Differential diagnostics for chondroperichonditis of the larynx are carried out with tuberculosis, syphilis, laryngeal cancer, especially in cases where a secondary inflammatory process (superinfection) occurs with these diseases. In the presence of external fistulas, chondroperichonditis of the larynx is differentiated from actinomycosis.
Treatment of laryngeal chondroperichonditis at the debut stage is carried out with massive doses of broad-spectrum antibiotics in combination with hydrocortisone, antihistamines and decongestant treatment. In the event of an abscess and sequesters, surgical treatment is carried out using an external or endoscopic method, the purpose of which is to open the abscess (phlegmon) and remove the cartilaginous sequesters. In many cases, before the main surgical intervention, a lower tracheotomy is performed to give endotracheal anesthesia, prevent pus from flowing into the trachea and those significant difficulties with endolaryngeal surgery, performed in the absence of general anesthesia. Surgical intervention is performed extremely sparingly. With external access, they try not to damage the internal perichondrium of the larynx, and vice versa, with the endolaryngeal approach - the external perichondrium. During curettage, the purpose of which is to remove non-viable parts of cartilaginous tissue, they try not to damage cartilages that have a normal appearance, especially those that provide the phonatory and respiratory function of the larynx. After opening the abscess and emptying it with suction, antibiotic powder mixed with sulfanilamide is introduced into the resulting cavity.

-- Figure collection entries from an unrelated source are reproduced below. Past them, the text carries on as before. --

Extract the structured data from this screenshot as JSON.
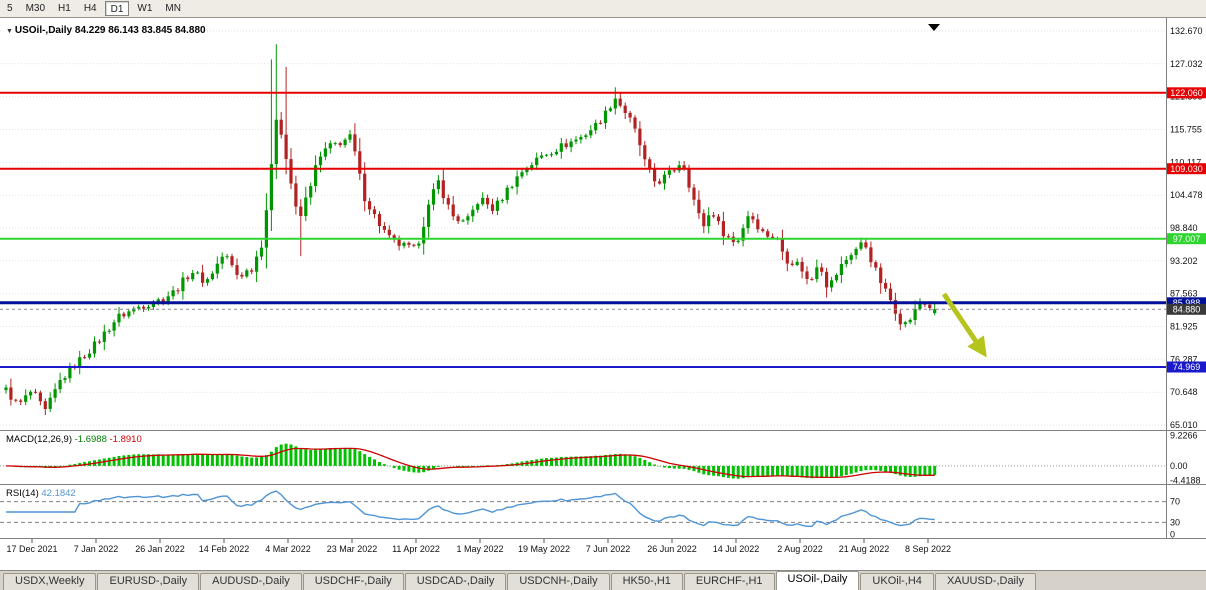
{
  "toolbar": {
    "timeframes": [
      {
        "label": "5",
        "active": false
      },
      {
        "label": "M30",
        "active": false
      },
      {
        "label": "H1",
        "active": false
      },
      {
        "label": "H4",
        "active": false
      },
      {
        "label": "D1",
        "active": true
      },
      {
        "label": "W1",
        "active": false
      },
      {
        "label": "MN",
        "active": false
      }
    ]
  },
  "chart": {
    "title": {
      "symbol": "USOil-,Daily",
      "open": "84.229",
      "high": "86.143",
      "low": "83.845",
      "close": "84.880"
    },
    "price_axis_ticks": [
      "132.670",
      "127.032",
      "121.393",
      "115.755",
      "110.117",
      "104.478",
      "98.840",
      "93.202",
      "87.563",
      "81.925",
      "76.287",
      "70.648",
      "65.010"
    ],
    "levels": [
      {
        "value": 122.06,
        "label": "122.060",
        "color": "#e60000",
        "width": 2
      },
      {
        "value": 109.03,
        "label": "109.030",
        "color": "#e60000",
        "width": 2
      },
      {
        "value": 97.007,
        "label": "97.007",
        "color": "#2ed52e",
        "width": 2
      },
      {
        "value": 85.988,
        "label": "85.988",
        "color": "#001099",
        "width": 3
      },
      {
        "value": 74.969,
        "label": "74.969",
        "color": "#1a1acc",
        "width": 2
      }
    ],
    "current_price": {
      "value": 84.88,
      "label": "84.880",
      "badge_color": "#3a3a3a"
    },
    "dates": [
      "17 Dec 2021",
      "7 Jan 2022",
      "26 Jan 2022",
      "14 Feb 2022",
      "4 Mar 2022",
      "23 Mar 2022",
      "11 Apr 2022",
      "1 May 2022",
      "19 May 2022",
      "7 Jun 2022",
      "26 Jun 2022",
      "14 Jul 2022",
      "2 Aug 2022",
      "21 Aug 2022",
      "8 Sep 2022"
    ],
    "colors": {
      "up_candle": "#009600",
      "down_candle": "#b22222",
      "macd_histogram": "#00c000",
      "macd_signal": "#cc0000",
      "rsi_line": "#4f94d4",
      "grid": "#e3e3e3"
    },
    "arrow_color": "#b6c41e"
  },
  "chart_data": {
    "type": "candlestick",
    "symbol": "USOil",
    "timeframe": "Daily",
    "bars": 190,
    "last_ohlc": {
      "open": 84.229,
      "high": 86.143,
      "low": 83.845,
      "close": 84.88
    },
    "price_path": [
      [
        0.0,
        71.0
      ],
      [
        0.013,
        68.3
      ],
      [
        0.028,
        70.9
      ],
      [
        0.042,
        67.2
      ],
      [
        0.058,
        72.5
      ],
      [
        0.075,
        75.5
      ],
      [
        0.097,
        79.0
      ],
      [
        0.12,
        83.5
      ],
      [
        0.145,
        85.5
      ],
      [
        0.166,
        86.5
      ],
      [
        0.182,
        88.0
      ],
      [
        0.2,
        91.5
      ],
      [
        0.215,
        89.5
      ],
      [
        0.235,
        94.5
      ],
      [
        0.25,
        90.5
      ],
      [
        0.265,
        92.0
      ],
      [
        0.276,
        96.5
      ],
      [
        0.285,
        108.0
      ],
      [
        0.292,
        119.5
      ],
      [
        0.3,
        112.0
      ],
      [
        0.307,
        106.5
      ],
      [
        0.315,
        99.5
      ],
      [
        0.325,
        105.0
      ],
      [
        0.335,
        110.0
      ],
      [
        0.345,
        112.5
      ],
      [
        0.372,
        114.5
      ],
      [
        0.385,
        104.5
      ],
      [
        0.4,
        100.0
      ],
      [
        0.415,
        96.5
      ],
      [
        0.441,
        95.0
      ],
      [
        0.455,
        102.5
      ],
      [
        0.465,
        107.0
      ],
      [
        0.48,
        101.0
      ],
      [
        0.495,
        99.5
      ],
      [
        0.51,
        104.0
      ],
      [
        0.525,
        102.0
      ],
      [
        0.54,
        105.5
      ],
      [
        0.555,
        108.5
      ],
      [
        0.579,
        111.5
      ],
      [
        0.6,
        113.0
      ],
      [
        0.62,
        114.5
      ],
      [
        0.635,
        116.5
      ],
      [
        0.648,
        119.0
      ],
      [
        0.655,
        121.5
      ],
      [
        0.67,
        118.0
      ],
      [
        0.68,
        114.5
      ],
      [
        0.69,
        109.0
      ],
      [
        0.7,
        106.5
      ],
      [
        0.717,
        108.5
      ],
      [
        0.728,
        110.5
      ],
      [
        0.74,
        104.0
      ],
      [
        0.75,
        99.0
      ],
      [
        0.76,
        102.0
      ],
      [
        0.77,
        98.5
      ],
      [
        0.786,
        96.0
      ],
      [
        0.8,
        101.5
      ],
      [
        0.815,
        98.0
      ],
      [
        0.83,
        97.0
      ],
      [
        0.84,
        93.5
      ],
      [
        0.855,
        92.5
      ],
      [
        0.865,
        89.0
      ],
      [
        0.875,
        93.5
      ],
      [
        0.885,
        88.5
      ],
      [
        0.9,
        92.5
      ],
      [
        0.91,
        94.5
      ],
      [
        0.924,
        96.5
      ],
      [
        0.935,
        92.0
      ],
      [
        0.945,
        88.5
      ],
      [
        0.952,
        86.6
      ],
      [
        0.96,
        84.0
      ],
      [
        0.966,
        82.0
      ],
      [
        0.975,
        83.5
      ],
      [
        0.985,
        86.2
      ],
      [
        0.993,
        85.5
      ],
      [
        1.0,
        84.88
      ]
    ],
    "wick_spikes": [
      {
        "f": 0.287,
        "high": 127.8
      },
      {
        "f": 0.293,
        "high": 130.4
      },
      {
        "f": 0.299,
        "high": 126.5
      },
      {
        "f": 0.316,
        "low": 94.0
      },
      {
        "f": 0.654,
        "high": 123.0
      },
      {
        "f": 0.964,
        "low": 81.3
      }
    ]
  },
  "macd": {
    "name": "MACD(12,26,9)",
    "value_main": "-1.6988",
    "value_signal": "-1.8910",
    "axis_labels": [
      "9.2266",
      "0.00",
      "-4.4188"
    ]
  },
  "rsi": {
    "name": "RSI(14)",
    "value": "42.1842",
    "levels": [
      70,
      30
    ],
    "level_labels": [
      "70",
      "30"
    ],
    "bottom_label": "0"
  },
  "tabs": [
    {
      "label": "USDX,Weekly",
      "active": false
    },
    {
      "label": "EURUSD-,Daily",
      "active": false
    },
    {
      "label": "AUDUSD-,Daily",
      "active": false
    },
    {
      "label": "USDCHF-,Daily",
      "active": false
    },
    {
      "label": "USDCAD-,Daily",
      "active": false
    },
    {
      "label": "USDCNH-,Daily",
      "active": false
    },
    {
      "label": "HK50-,H1",
      "active": false
    },
    {
      "label": "EURCHF-,H1",
      "active": false
    },
    {
      "label": "USOil-,Daily",
      "active": true
    },
    {
      "label": "UKOil-,H4",
      "active": false
    },
    {
      "label": "XAUUSD-,Daily",
      "active": false
    }
  ]
}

The prognosis is more favorable for chondroperichonditis of the larynx with a slow development of the inflammatory process, and even for more acute forms, if early adequate treatment is undertaken. In common forms of chondroperichonditis of the larynx, the prognosis is cautious and even questionable. In some cases, with immunodeficiency states (AIDS, leukemia, weakening of the body by a long-term chronic infectious disease), the prognosis is often pessimistic. The prognosis for the vocal and respiratory function is always cautious, since even timely and correct treatment for chondroperichonditis of the larynx never leads to satisfactory results in this regard.